Despite being directed in two chunks, Tykwer and the Wachowski’s film always looks and feels like the creation of one storyteller, a testament to their collaboration. Tom Tykwer’s score, composed with Johnny Klimek and Reinhold Heil, deserves special mention for tying so much of the action together, and never feeling out of place in any world or time.
Its problems are many, but the sheer ambition and scope of Cloud Atlas makes it a worthy recommendation, far closer to Griffith’s Intolerance than Bill Forsyth’s Being Human.

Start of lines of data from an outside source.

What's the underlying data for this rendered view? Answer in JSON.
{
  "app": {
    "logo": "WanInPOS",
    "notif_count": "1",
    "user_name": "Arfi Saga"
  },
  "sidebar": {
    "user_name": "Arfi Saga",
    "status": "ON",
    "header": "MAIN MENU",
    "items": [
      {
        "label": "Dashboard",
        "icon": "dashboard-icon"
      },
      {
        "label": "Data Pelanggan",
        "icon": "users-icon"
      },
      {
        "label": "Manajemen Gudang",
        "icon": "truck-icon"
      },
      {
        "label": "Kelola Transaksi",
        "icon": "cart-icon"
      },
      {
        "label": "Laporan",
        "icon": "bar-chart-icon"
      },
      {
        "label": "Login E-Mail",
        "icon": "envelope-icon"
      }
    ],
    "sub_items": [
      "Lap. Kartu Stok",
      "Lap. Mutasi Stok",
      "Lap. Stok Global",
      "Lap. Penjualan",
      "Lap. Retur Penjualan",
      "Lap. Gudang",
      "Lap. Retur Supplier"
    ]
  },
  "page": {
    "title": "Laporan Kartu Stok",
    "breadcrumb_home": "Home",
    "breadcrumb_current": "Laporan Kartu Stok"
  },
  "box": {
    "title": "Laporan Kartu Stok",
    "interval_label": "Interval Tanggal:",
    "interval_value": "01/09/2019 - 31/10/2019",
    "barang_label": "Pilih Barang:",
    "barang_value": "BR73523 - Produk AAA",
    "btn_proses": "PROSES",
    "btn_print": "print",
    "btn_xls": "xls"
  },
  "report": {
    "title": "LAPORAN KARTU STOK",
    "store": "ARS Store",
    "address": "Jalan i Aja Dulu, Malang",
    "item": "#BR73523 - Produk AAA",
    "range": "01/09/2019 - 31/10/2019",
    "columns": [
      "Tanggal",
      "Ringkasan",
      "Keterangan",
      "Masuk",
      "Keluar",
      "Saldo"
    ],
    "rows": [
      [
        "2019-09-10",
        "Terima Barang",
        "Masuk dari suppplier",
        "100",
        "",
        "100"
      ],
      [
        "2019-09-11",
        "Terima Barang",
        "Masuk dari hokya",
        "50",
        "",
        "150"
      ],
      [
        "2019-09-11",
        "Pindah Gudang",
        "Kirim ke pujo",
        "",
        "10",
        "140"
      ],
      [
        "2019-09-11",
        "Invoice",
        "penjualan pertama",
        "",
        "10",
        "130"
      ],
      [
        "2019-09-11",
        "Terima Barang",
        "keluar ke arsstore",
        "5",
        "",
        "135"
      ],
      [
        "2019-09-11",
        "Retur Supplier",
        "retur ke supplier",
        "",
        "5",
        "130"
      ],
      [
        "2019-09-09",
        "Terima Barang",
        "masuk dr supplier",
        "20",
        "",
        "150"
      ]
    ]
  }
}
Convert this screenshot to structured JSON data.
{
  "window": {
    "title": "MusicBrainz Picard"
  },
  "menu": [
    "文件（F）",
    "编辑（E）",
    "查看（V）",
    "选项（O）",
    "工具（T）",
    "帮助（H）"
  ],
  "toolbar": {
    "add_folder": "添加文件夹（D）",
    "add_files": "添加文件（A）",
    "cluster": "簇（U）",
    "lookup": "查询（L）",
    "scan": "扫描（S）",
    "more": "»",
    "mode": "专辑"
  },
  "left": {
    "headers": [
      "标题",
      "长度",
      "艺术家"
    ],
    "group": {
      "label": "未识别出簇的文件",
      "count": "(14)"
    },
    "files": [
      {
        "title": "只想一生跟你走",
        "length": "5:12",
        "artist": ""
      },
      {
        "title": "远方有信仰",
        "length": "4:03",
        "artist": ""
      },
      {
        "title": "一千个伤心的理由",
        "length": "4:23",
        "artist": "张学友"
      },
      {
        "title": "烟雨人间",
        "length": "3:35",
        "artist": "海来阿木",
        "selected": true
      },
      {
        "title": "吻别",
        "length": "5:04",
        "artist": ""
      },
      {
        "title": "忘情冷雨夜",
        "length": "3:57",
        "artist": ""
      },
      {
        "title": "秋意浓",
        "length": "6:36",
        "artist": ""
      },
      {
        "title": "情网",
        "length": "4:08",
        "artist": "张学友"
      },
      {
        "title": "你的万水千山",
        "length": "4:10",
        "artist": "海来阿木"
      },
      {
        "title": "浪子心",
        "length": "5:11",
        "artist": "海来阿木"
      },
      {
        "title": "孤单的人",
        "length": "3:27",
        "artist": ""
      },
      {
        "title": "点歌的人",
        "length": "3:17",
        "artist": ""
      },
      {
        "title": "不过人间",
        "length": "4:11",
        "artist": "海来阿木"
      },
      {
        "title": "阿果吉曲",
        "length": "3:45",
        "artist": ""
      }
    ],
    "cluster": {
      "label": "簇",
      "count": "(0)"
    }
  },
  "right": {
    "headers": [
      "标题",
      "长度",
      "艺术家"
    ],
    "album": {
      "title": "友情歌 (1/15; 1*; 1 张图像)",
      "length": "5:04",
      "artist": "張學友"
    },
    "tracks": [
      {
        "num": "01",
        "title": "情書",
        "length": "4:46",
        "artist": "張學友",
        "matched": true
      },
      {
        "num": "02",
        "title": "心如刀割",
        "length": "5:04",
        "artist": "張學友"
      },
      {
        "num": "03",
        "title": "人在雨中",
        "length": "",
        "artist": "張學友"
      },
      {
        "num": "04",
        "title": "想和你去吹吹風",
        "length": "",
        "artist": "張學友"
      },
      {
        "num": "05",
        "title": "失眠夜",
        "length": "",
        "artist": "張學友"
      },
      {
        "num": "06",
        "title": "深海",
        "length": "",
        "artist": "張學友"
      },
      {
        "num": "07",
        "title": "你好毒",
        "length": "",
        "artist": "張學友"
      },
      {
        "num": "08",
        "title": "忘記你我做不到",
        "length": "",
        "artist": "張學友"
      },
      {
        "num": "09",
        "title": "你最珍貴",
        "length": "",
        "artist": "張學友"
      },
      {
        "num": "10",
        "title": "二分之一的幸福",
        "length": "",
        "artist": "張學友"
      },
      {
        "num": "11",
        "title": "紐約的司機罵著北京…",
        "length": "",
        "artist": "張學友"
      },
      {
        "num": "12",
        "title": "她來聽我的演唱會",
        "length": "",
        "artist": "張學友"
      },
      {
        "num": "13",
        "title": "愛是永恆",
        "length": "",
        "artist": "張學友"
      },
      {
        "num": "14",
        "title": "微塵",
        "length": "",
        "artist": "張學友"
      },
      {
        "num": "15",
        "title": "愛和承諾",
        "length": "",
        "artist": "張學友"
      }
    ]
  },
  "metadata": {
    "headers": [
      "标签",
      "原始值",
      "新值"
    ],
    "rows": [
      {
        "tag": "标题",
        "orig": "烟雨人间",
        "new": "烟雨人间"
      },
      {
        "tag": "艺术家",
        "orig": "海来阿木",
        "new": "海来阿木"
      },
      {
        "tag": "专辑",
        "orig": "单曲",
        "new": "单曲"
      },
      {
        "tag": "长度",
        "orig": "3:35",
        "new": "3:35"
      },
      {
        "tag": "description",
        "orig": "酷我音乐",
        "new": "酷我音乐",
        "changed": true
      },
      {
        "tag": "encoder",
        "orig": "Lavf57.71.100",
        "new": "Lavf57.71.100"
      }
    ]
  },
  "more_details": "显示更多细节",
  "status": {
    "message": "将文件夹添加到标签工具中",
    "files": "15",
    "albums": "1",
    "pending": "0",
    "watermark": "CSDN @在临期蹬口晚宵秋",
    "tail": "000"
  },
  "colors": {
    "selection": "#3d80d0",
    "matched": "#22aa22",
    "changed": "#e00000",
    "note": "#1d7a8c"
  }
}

Like recent visual splendours such as The Fall and The Fountain, which were similarly brought down by the weight of their own aspirations, Cloud Atlas’ appeal will not be great, but its small band of supporters will be fearsomely passionate about it. It will quite likely become a must-see for young students interested in philosophical films of supposed depth, regardless of what substances they consume to watch it.
More than anything else, Cloud Atlas should be noted for maintaining interest across its extreme length of nearly three hours, rarely losing one’s interest, even if that interest is severe dislike.